The study notes that the European Medicines Agency’s latest estimate for the risk of CVST associated with the AstraZeneca vaccine is 5 per 1 million. The study did not address the Johnson & Johnson vaccine.
“We’ve reached two important conclusions,” study coauthor Paul Harrison tells CBS News. “Firstly, COVID-19 markedly increases the risk of CVT, adding to the list of blood clotting problems this infection causes. Secondly, the COVID-19 risk is higher than seen with the current vaccines, even for those under 30; something that should be taken into account when considering the balances between risks and benefits for vaccination.”
The study is not the first to link COVID-19 to an elevated risk of blood clots.
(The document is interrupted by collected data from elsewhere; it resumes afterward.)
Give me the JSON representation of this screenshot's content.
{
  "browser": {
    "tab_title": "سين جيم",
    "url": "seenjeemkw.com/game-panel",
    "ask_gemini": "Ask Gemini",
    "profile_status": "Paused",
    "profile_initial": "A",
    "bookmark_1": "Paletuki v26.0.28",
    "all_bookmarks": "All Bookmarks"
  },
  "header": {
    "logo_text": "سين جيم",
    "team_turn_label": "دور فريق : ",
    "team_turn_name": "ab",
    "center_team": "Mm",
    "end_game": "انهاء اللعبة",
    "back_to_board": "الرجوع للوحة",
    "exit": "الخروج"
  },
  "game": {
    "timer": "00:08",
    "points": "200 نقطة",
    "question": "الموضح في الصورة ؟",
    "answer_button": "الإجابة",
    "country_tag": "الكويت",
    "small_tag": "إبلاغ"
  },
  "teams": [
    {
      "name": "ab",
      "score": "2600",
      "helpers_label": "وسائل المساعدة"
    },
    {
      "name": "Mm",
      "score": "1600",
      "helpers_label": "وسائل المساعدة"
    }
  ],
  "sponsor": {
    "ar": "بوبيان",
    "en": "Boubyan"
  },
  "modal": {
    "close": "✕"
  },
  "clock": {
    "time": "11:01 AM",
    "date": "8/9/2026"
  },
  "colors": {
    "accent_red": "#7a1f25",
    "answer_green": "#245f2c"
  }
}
Aaron Petrey, an immunologist at the University of Utah who was not involved in the Oxford study, writes in an email to The Scientist that for both COVID-19 and the vaccines against it, the risk appears to be tied to antibodies against a protein called anti-platelet factor 4. “I think the broad conclusion from this article is correct, and the risk of clots . . . is significantly higher in COVID because you have multiple mechanisms that all feed together which can result in coagulopathy—from endothelial damage to platelet hyperreactivity and the cytokine storm associated with COVID-19 among others,” he writes. “There is a rich body of study that shows COVID is a highly prothrombotic state, and as a consequence, thrombosis and stroke occur in even young healthy individuals who have mild symptoms after infection.”
“I would say the risk/benefit tradeoff is still vastly in favor of vaccination, though as the authors point out in that article they did not compare the different risk/benefit between vaccines,” Petrey adds.
Pfizer disputes the study’s finding that mRNA vaccines were associated with a small risk of CVST, saying in a statement emailed to The Scientist, “With over 200 million doses having been administered globally, Pfizer has conducted a comprehensive assessment of ongoing aggregate safety data for the Pfizer/BioNTech BNT162b2 vaccine which provided no evidence to conclude that arterial or venous thromboembolic events, with or without thrombocytopenia, are a risk associated with the use of our COVID-19 vaccine.” The statement notes that recent reviews by the US Centers for Disease Control and Prevention and the UK’s Medicines and Healthcare products Regulatory Agency have also found no association between the Pfizer vaccine and blood clots.
Mary Cushman, a professor of medicine at the University of Vermont who specializes in hematology and was not involved in the study, says its findings are in line with the known connection between COVID-19 and abnormal blood clotting disorders. But, she cautions in an email to The Scientist, “The authors of this work did not apply adjustment for important risk factors for CVT or [venous thromboembolism] like age, that might differ across the groups of interest (COVID, influenza, covid vaccine), so it is difficult to fully interpret the results.”